Dalam kesempatan tersebut Ketua DPRD Sumut Erni turut menanggapi persoalan terkait penangkapan Kepala Badan Gizi Nasional beserta wakilnya yang dikaitkan dengan isu adanya jual beli titik dapur di sejumlah daerah di Indonesia.
“Kami DPRD Sumut akan mengawasi dan mengusut isu ini ke Polda Sumut dan Kejaksaan Tinggi sebagai penegak hukum,” ucapnya.
Terkait tindak lanjut tuntutan, Erni menjelaskan bahwa terdapat prosedur yang harus dijalankan hingga sampai ke pemerintahan pusat.
“Setiap menerima aspirasi masyarakat, tim dari humas segera mempersiapkan untuk disampaikan langsung ke email. DPRD Sumut menyusun suratnya ke DPR RI dan hari ini juga bisa dikirimkan,” tuturnya.
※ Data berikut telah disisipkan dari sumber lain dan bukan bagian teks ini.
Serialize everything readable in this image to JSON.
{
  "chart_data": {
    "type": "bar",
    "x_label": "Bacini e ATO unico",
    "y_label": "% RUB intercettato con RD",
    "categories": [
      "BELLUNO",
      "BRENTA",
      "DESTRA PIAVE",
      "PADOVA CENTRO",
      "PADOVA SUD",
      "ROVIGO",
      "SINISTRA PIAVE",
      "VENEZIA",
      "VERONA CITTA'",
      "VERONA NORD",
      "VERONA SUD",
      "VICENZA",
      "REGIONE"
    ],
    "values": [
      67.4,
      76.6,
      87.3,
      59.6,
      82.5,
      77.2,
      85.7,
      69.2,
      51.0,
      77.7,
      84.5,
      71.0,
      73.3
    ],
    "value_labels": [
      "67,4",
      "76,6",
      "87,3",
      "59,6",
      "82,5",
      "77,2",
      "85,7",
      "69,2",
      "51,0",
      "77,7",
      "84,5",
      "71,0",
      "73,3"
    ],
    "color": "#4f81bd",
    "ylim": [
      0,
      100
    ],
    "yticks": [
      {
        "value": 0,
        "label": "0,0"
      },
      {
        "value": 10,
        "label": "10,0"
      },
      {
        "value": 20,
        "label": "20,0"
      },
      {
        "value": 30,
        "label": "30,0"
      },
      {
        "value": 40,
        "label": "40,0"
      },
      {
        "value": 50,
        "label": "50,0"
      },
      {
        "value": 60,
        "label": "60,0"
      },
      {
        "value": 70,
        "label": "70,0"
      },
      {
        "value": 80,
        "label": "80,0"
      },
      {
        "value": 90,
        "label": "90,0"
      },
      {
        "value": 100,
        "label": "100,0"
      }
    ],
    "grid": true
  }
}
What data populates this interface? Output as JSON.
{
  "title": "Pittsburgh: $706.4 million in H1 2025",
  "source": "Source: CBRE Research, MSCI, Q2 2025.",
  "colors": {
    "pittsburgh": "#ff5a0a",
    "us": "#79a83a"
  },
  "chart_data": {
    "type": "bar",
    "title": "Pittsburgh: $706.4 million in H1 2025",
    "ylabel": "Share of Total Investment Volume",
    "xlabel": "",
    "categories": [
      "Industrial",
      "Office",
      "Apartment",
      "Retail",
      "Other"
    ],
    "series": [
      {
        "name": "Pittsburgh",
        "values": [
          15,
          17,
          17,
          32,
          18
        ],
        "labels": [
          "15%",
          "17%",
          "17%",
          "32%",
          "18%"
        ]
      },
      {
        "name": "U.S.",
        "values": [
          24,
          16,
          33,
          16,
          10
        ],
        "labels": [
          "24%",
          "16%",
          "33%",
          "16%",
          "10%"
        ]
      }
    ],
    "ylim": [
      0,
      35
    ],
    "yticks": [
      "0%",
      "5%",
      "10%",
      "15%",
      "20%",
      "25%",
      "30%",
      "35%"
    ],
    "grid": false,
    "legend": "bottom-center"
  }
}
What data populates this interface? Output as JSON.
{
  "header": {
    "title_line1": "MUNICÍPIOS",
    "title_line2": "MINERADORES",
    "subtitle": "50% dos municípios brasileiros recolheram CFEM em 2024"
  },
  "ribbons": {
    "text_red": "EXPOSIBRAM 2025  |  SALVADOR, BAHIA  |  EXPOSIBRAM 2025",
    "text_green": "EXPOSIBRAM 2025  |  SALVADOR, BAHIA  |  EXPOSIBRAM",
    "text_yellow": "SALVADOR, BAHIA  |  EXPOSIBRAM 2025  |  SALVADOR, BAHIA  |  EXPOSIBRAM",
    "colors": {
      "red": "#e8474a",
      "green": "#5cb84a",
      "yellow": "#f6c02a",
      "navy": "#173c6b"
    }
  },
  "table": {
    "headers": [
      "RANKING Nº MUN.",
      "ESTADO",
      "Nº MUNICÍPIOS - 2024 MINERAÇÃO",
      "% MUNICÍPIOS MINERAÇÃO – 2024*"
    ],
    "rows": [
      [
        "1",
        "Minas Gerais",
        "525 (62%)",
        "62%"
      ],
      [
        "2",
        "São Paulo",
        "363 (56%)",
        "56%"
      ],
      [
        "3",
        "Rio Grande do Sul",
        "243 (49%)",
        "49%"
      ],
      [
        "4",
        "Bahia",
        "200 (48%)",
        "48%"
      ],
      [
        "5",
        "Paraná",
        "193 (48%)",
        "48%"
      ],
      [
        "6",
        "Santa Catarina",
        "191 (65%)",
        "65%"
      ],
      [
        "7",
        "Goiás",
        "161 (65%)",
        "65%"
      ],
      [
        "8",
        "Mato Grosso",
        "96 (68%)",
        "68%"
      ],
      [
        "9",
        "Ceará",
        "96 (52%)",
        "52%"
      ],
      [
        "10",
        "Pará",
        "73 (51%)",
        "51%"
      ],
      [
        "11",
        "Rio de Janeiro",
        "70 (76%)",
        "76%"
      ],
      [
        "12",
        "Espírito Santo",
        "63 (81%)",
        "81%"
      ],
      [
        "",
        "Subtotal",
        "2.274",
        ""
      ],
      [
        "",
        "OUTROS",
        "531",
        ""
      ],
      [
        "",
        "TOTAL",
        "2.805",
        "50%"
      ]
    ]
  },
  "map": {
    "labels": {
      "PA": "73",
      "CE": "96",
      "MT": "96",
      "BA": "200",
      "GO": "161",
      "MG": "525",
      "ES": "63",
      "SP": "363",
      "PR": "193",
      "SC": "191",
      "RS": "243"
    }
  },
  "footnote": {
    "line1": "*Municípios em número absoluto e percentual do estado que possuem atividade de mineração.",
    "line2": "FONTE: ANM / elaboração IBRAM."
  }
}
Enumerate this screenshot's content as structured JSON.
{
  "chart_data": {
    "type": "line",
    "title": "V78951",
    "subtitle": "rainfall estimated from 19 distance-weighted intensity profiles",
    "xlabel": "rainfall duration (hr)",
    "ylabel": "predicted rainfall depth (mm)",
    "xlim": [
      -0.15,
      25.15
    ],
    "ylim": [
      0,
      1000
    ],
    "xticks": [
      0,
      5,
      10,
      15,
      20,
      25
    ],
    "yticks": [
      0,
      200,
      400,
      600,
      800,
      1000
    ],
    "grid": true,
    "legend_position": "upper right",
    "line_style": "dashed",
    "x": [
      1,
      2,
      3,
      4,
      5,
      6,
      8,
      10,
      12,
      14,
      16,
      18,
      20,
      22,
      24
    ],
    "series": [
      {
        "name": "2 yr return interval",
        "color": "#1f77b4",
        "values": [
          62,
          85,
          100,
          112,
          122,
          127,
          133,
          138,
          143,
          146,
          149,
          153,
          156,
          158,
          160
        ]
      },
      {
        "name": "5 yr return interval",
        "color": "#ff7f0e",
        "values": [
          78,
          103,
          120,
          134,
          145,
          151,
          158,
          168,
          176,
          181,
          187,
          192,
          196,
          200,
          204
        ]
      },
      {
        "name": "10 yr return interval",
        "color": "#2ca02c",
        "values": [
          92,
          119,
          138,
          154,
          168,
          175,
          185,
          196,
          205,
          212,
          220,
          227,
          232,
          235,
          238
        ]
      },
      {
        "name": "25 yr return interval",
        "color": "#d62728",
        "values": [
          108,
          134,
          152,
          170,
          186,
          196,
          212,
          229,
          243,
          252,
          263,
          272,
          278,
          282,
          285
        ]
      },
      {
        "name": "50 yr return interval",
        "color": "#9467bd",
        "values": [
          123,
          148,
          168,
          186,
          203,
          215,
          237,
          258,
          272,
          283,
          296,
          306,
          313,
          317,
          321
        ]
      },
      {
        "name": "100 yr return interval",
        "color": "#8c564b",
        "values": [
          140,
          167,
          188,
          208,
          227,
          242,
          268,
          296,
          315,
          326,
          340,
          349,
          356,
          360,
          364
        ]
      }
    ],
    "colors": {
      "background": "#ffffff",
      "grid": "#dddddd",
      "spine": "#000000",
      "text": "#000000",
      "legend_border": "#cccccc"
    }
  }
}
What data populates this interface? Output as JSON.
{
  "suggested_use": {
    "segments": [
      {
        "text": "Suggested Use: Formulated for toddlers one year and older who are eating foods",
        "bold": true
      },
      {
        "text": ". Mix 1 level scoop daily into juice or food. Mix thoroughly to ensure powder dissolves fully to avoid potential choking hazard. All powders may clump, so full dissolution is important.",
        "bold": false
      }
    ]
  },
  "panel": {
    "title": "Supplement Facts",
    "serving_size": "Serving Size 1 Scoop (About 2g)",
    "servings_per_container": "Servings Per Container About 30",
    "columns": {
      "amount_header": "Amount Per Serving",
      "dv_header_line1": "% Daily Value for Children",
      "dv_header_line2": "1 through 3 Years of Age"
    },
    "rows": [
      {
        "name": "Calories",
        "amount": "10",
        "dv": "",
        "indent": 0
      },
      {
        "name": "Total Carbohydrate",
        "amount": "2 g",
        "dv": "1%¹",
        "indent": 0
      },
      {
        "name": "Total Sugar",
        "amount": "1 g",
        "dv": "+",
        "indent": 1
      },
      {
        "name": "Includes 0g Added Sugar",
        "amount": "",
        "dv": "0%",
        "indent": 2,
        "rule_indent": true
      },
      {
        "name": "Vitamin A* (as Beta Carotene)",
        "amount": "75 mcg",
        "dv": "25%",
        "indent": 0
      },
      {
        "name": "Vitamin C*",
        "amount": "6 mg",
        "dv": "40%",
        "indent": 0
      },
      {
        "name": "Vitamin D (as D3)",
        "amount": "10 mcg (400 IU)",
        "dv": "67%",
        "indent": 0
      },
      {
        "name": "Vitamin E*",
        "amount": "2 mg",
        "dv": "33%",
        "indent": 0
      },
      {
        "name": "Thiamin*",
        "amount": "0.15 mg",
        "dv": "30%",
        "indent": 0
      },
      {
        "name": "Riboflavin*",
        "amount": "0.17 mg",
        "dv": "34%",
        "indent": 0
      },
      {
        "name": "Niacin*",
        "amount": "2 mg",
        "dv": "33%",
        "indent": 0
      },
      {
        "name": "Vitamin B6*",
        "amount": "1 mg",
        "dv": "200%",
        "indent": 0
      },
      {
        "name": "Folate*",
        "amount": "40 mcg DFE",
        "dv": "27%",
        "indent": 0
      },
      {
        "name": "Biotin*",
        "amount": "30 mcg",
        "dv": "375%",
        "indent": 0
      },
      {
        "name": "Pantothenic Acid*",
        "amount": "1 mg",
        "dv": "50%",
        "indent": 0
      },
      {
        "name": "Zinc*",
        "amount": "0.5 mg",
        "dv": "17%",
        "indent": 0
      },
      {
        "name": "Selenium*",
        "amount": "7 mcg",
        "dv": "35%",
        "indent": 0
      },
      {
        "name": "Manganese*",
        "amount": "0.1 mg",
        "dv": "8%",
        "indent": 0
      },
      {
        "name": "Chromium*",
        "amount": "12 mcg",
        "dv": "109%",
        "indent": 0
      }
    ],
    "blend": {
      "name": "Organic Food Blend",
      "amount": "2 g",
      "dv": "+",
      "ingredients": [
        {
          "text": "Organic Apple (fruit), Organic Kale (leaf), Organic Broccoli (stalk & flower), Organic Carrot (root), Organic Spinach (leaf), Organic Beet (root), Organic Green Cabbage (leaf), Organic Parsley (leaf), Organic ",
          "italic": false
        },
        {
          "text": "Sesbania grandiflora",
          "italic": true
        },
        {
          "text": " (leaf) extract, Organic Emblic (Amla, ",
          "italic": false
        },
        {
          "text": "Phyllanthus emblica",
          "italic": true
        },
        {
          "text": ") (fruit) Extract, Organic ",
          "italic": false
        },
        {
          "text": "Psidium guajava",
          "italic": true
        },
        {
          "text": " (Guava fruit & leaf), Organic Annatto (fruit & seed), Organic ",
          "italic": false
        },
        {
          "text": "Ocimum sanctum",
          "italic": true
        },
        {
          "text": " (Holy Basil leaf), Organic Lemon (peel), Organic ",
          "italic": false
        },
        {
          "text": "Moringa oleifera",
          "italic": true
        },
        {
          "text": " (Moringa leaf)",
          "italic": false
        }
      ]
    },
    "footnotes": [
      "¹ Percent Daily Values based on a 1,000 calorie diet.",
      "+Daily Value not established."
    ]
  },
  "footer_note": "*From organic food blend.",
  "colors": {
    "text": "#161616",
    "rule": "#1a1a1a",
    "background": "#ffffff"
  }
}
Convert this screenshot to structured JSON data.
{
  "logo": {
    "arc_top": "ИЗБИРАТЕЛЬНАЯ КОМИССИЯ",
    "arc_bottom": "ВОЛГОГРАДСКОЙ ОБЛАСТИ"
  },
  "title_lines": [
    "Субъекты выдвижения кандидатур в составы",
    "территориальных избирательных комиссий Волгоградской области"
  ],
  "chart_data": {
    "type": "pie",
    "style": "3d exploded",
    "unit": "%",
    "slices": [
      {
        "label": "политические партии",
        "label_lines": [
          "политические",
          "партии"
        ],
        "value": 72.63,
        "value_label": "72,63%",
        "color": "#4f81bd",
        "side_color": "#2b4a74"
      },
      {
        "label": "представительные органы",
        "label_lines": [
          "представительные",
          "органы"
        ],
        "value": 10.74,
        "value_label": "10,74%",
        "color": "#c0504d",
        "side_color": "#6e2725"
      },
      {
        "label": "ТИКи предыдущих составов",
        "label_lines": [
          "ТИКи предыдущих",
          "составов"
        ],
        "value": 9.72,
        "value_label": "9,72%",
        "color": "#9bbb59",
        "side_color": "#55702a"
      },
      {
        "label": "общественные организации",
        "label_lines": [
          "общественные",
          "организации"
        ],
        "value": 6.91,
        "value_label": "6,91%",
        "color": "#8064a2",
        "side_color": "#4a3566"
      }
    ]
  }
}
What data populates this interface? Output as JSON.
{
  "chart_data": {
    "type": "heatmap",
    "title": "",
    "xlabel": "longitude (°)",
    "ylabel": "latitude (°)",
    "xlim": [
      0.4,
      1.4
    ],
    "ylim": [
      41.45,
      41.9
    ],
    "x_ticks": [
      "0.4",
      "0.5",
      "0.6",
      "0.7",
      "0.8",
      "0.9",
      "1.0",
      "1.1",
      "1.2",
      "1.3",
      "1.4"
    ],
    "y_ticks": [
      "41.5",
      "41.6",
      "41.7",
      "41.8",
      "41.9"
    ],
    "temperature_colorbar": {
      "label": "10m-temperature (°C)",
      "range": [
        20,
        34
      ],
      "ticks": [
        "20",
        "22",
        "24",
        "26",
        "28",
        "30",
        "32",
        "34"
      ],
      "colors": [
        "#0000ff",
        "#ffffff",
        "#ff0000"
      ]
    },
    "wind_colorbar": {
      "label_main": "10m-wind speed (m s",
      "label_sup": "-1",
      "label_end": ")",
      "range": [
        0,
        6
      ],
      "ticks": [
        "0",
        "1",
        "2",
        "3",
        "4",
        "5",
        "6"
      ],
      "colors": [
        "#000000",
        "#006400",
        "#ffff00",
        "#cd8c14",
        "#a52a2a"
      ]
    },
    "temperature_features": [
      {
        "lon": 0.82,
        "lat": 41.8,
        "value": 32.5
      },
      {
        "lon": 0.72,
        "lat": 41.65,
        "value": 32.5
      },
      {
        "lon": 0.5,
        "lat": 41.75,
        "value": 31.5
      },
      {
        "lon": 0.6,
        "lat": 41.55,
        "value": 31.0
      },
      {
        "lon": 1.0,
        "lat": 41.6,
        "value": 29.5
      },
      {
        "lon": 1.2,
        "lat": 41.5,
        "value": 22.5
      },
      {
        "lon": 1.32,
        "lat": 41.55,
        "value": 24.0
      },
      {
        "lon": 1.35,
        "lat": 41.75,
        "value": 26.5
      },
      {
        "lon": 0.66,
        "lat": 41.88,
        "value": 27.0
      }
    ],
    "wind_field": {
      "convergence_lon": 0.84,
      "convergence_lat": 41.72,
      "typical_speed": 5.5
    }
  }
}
Sebelum penandatanganan dokumen tuntutan, Erni membacakan langsung sembilan poin tuntutan dan diakhiri dengan dokumentasi bersama.
Usai aksi, saat jumpa pers Angga menyoroti persoalan BBM hingga saat ini belum menyentuh akar masalah yang ada di Indonesia.
“Karena kami melihat BBM ini sampai sekarang belum menyentuh akar masalah, karena BBM yang naik, seperti kawan-kawan ojol yang harusnya pendapatan mereka naik, akhirnya karena BBM ini naik pendapatan mereka semakin menurun,” terangnya.
Selain itu, Angga juga menilai program MBG perlu dihentikan dan diganti dengan program yang lebih efektif dalam menangani stunting.
“Untuk MBG kami rasa kami sudah sepakat MBG harus dihapus. Kami juga menuntut untuk membuat program untuk mendidik anak-anak stunting yang lebih efektif dan efisien,” tuturnya.